Working over time

               Earlier in my career I met a man who was an administrator of a parochial school. At that time he was easily old enough to retire, but using Biblical scripture, he said he couldn’t find the word retire in the book. He said he still felt confident and healthy enough to keep working beyond those 60something years where people call it a career.

                Maybe that man is right. He’s not alone by any means.

                Saturday, after the snow had stopped and the roads cleared, I went to see Clint Eastwood’s newest movie, “The Mule.” Eastwood movies had been an occasional item on the family’s TV screen when I was a kid. As an adult with teenage kids now, Clint’s still working – at the age of 88.

                The movie is very good even though it’s adult at times. I won’t give away too many details if you haven’t seen it. “The Mule” is based on a true story about how an older man fell on hard times and made some uncomfortable decisions to provide for himself.

                Clint is providing a great example how age doesn’t have to slow us down when we think our working years should be reduced or over.

                For easy math, Clint could have retired 20 years ago. But he instead has been involved in eight movies in that time frame.

                According to imdb website, at age 74, he became the oldest person to win the Best Director Oscar for “Million Dollar Baby” in 2004.

                Eastwood was the only nominee for the Best Actor Oscar in 2004 for Million Dollar Baby to play a fictitious character. All four other nominees portrayed real people in their respective films.

                The man’s Hollywood career goes back many decades and he has had some very good selling movies. He can afford a dude every so often. But he’s not making disappointing films at a time in his life when you put your feet on the footrest and usually watch movies – not make them.

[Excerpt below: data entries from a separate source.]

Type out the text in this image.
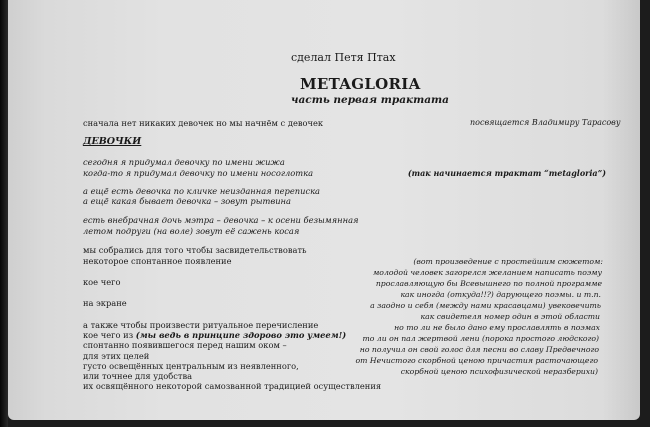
сделал Петя Птах

METAGLORIA

часть первая трактата

посвящается Владимиру Тарасову

сначала нет никаких девочек но мы начнём с девочек

ДЕВОЧКИ

сегодня я придумал девочку по имени жижа

когда-то я придумал девочку по имени носоглотка

а ещё есть девочка по кличке неизданная переписка

а ещё какая бывает девочка – зовут рытвина

есть внебрачная дочь мэтра – девочка – к осени безымянная

летом подруги (на воле) зовут её сажень косая

мы собрались для того чтобы засвидетельствовать

некоторое спонтанное появление

кое чего

на экране

а также чтобы произвести ритуальное перечисление

кое чего из (мы ведь в принципе здорово это умеем!)

спонтанно появившегося перед нашим оком –

для этих целей

густо освещённых центральным из неявленного,

или точнее для удобства

их освящённого некоторой самозванной традицией осуществления

(так начинается трактат “metagloria”)

(вот произведение с простейшим сюжетом:

молодой человек загорелся желанием написать поэму

прославляющую бы Всевышнего по полной программе

как иногда (откуда!!?) дарующего поэмы. и т.п.

а заодно и себя (между нами красавцами) увековечить

как свидетеля номер один в этой области

но то ли не было дано ему прославлять в поэмах

то ли он пал жертвой лени (порока простого людского)

но получил он свой голос для песни во славу Предвечного

от Нечистого скорбной ценою причастия расточающего

скорбной ценою психофизической неразберихи)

                I know he’s not alone.

                A dear friend of mine, old enough to be my father, still farms in Adair County. He too, could have proverbially put the cow out to pasture. But he’s still doing that, literally. He was raised in a farm family which may be in its own category of work ethic.

                My own father is in that category, too. He retired from his route sales career but found something else to do that was less stressful and time consuming.

                Personality and needs should be considered with everyone who wants to work beyond the normal retirement years. Some people are not wired to be at home and do crossword puzzles every day. Some people feel alive when they are productive, even if that means putting items on a store shelf.

                Working beyond the normal working years for personal needs is a different story. We all know, some too well, the cost of health care is a driving factor in continuing to work.

                Researching Eastwood, I found this quote that may sum up his ideals.

               “Every movie I make teaches me something, and that's why I keep making them. I'm at that stage of life when I could probably stop and just hit golf balls. But in filming these two movies about Iwo Jima, I learnt about war and about character. I also learnt a lot about myself,” he supposedly said.

               Clint is still learning as he’s working.